The Ruby Object Model

Updated . Posted . Visible to the public. Repeats.

In Ruby (almost) everything is an Object. While this enables a lot of powerful features, this concept might be confusing for developers who have been programming in more static languages, such as Java or C#. This card should help understanding the basic concepts of Ruby's object model and how things behave.


Usage of objects in Ruby

When working with objects in Ruby, you might think of a "container" that holds metadata, variables and methods. Metadata describes stuff like the object's class or its object_id which uniquely identifies it. From an external point of view, this might seem adequate. Let's say we have a user class and instantiate it:

class User
  def initialize(name)
    @name = name
  end

  def introduce
    puts "Hi, I am #{@name}!"
  end
end

dominic = User.new('Dominic')
dominic.object_id # => 180
dominic.introduce # => "Hi, I am Dominic!"
dominic.methods # => [:introduce, :dup, :itself, :yield_self, :then, ...]
dominic.instance_variables # => [:@name]

As you can see, we can directly access metadata, methods and instance variables of our concrete object.

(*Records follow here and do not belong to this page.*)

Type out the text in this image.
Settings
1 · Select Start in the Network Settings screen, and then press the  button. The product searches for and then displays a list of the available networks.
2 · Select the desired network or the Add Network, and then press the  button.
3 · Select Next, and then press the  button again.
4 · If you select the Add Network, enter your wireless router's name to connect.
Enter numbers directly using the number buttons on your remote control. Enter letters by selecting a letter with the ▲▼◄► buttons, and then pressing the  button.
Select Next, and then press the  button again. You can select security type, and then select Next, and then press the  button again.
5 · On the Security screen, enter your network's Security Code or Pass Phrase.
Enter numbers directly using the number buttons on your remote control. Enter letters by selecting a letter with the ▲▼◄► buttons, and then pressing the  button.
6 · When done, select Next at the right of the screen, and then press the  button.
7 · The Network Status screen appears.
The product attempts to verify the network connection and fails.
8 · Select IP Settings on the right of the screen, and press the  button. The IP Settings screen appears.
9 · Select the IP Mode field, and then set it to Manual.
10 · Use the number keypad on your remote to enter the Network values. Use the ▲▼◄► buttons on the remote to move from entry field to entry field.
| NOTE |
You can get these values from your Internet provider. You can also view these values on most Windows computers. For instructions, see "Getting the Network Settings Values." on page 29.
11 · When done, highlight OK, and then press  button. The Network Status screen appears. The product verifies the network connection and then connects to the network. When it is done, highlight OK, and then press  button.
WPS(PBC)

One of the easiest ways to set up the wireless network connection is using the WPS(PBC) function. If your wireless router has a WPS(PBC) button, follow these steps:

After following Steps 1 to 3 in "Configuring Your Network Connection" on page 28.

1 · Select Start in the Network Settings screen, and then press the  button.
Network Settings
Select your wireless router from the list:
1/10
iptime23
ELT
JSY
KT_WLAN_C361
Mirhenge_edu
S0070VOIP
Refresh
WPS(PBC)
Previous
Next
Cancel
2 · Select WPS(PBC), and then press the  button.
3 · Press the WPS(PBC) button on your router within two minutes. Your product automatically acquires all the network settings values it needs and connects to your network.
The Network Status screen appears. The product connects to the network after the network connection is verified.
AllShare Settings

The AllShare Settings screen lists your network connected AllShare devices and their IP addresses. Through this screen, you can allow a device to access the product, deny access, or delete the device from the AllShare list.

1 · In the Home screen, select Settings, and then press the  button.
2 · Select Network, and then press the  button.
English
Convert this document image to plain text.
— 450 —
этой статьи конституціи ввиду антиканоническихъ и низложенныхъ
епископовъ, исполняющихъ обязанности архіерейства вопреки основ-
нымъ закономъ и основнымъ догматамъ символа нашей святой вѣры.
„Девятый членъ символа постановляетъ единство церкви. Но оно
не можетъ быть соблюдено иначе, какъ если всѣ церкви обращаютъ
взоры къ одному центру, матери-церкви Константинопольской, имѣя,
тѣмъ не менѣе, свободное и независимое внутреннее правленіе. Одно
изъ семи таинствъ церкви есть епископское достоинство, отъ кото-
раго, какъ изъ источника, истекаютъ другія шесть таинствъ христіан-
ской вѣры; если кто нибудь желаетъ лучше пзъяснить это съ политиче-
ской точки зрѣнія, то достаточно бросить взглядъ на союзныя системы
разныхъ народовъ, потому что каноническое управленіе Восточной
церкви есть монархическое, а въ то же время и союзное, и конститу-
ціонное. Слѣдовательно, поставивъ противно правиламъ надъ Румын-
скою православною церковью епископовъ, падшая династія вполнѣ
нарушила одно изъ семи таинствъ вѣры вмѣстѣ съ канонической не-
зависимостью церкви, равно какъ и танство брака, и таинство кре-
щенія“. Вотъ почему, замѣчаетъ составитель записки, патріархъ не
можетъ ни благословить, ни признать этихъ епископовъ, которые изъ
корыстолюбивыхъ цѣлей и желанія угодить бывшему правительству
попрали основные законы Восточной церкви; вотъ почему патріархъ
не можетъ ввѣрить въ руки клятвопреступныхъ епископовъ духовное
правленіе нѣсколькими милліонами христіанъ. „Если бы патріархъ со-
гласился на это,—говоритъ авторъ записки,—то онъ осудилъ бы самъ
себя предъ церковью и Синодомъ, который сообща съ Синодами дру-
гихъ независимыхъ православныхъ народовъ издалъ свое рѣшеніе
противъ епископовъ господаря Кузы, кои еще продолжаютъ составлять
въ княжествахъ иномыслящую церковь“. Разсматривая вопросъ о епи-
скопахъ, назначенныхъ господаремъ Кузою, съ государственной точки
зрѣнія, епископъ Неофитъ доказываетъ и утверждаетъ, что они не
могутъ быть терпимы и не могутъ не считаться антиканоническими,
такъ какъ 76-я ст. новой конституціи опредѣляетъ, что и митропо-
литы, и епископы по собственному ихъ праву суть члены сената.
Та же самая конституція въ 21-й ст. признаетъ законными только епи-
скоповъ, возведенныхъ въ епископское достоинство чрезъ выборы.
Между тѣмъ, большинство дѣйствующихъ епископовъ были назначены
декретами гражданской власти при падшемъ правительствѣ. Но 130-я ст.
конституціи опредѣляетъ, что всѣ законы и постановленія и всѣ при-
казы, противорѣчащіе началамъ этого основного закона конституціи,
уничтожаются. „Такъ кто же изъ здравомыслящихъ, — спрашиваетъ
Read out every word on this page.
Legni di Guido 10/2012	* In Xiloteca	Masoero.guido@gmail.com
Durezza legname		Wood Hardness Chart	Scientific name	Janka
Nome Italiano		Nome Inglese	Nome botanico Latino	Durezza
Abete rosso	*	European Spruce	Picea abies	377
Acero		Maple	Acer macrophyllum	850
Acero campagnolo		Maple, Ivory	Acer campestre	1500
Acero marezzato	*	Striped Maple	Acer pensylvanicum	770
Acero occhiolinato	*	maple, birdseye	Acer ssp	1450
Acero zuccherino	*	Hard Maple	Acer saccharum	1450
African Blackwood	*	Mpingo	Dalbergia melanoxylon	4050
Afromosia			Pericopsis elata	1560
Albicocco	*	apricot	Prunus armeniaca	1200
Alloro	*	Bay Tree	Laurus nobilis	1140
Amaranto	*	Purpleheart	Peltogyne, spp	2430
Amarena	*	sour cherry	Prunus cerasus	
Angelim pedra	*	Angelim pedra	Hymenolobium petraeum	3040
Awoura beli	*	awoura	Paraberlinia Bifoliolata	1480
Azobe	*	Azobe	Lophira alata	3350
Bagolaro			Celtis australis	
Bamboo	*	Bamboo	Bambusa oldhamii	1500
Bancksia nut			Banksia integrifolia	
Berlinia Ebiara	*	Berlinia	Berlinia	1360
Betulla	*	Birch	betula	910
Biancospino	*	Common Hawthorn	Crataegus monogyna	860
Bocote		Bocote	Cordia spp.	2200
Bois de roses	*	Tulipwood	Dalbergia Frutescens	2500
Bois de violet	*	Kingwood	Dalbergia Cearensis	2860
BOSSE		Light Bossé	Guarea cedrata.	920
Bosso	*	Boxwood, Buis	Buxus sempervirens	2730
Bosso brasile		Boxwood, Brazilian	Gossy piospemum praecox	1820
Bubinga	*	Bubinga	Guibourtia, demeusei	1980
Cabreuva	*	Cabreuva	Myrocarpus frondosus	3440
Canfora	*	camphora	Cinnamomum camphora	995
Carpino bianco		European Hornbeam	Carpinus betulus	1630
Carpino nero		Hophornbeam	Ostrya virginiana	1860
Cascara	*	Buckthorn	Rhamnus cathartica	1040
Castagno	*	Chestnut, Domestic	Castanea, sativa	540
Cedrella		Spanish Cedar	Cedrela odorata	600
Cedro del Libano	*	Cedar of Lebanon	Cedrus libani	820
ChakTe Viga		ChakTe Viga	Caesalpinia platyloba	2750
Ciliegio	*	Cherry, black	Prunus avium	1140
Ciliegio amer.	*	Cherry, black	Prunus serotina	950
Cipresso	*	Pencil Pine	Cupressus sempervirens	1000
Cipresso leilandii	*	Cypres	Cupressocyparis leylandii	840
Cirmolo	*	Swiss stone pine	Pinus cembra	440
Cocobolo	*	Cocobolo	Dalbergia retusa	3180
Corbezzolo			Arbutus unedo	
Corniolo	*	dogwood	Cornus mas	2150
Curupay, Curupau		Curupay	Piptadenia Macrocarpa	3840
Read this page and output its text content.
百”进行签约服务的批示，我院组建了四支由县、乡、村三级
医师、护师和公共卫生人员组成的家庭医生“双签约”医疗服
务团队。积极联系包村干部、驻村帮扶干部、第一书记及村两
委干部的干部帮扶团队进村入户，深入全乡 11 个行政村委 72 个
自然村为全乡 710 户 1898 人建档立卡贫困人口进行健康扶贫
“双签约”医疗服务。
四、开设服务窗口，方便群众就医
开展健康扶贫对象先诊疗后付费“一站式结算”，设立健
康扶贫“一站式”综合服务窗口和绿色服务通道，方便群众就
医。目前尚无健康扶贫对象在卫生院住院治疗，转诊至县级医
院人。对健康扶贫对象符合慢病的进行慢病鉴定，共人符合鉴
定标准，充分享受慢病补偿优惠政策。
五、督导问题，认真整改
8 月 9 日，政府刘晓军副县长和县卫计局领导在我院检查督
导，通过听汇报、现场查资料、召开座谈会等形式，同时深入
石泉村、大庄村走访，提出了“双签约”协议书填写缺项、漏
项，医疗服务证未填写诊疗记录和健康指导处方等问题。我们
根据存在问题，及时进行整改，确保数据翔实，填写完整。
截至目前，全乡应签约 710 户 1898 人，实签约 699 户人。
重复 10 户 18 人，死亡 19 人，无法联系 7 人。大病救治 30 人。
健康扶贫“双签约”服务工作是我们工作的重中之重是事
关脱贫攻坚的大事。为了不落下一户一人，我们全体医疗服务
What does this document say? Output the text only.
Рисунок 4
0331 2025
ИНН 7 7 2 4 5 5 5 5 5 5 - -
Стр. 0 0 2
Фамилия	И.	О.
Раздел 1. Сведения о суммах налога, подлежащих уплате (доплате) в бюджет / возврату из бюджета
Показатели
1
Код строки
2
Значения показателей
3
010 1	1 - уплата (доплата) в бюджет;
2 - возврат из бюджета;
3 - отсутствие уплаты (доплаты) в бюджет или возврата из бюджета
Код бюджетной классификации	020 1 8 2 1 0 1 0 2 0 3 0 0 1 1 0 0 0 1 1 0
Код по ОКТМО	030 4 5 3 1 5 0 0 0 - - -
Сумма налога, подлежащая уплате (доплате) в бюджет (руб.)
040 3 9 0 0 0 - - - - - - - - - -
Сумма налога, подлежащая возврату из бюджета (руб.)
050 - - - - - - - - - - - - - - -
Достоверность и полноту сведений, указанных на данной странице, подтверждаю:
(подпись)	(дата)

While this may seem simple, Ruby does a lot of work under the hood to enable this.

Basic mapping of classes and objects

Ruby's objects internally map to a C structure that roughly looks like the following:

struct RObject {
 struct RBasic basic;
 struct st_table *iv_tbl;
};

As you can see, it holds two members. One is iv_table which holds a pointer to a table of instance variables defined on that object. Think of st_table like a hash/map that holds key-value-pairs, representing the name of the variable and its value, respectively.
The other variable holds a RBasic structure. More on this one later.

Moving further on, there is a concept for classes that kind of looks like this:

struct RClass {
 struct RBasic basic;
 struct st_table *iv_tbl;
 struct st_table *m_tbl;
 VALUE super;
};

As we can see, we again have a variable of the type struct RBasic. We can also spot another pointer to a table holding instance variables. The super member refers to the superclass of this class. We will handle this one later.
Additionally, we do now see a table named m_tbl. What does that mean? It stands for a collection of methods defined on a specific class. When talking about collection, we again actually mean a structure like a hash/map with key-value-pairs. But why did we not have this declaration in the RObject structure? Here comes a first really important point:

Objects do not have methods, only classes do.

Remember this because it will be important to understand the upcoming concepts.
Is that all? Only two low-level concepts for the whole Ruby language? No, there are of course more structures involved. These are necessary as some types in Ruby also need a predefined representation in memory. How would you otherwise display a string or a float using a regular RObject? Unfortunately, instance variables won't help here. For this reason, there is e.g. also a RString structure which holds a char-pointer and a corresponding length integer. The same principle applies to arrays with RArray or floats with RFloat. Most of these structures have a member of type RBasic.

What does the RBasic struct do?

struct RBasic {
 unsigned long flags;
 VALUE klass;
};

It holds two members:

  • Some flags used to describe states (e.g. if the object is frozen, garbage collection-markings, ...) and an object type description (e.g. T_ARRAY).
  • A pointer klass which points to the corresponding class of this object (which the object is an instance of).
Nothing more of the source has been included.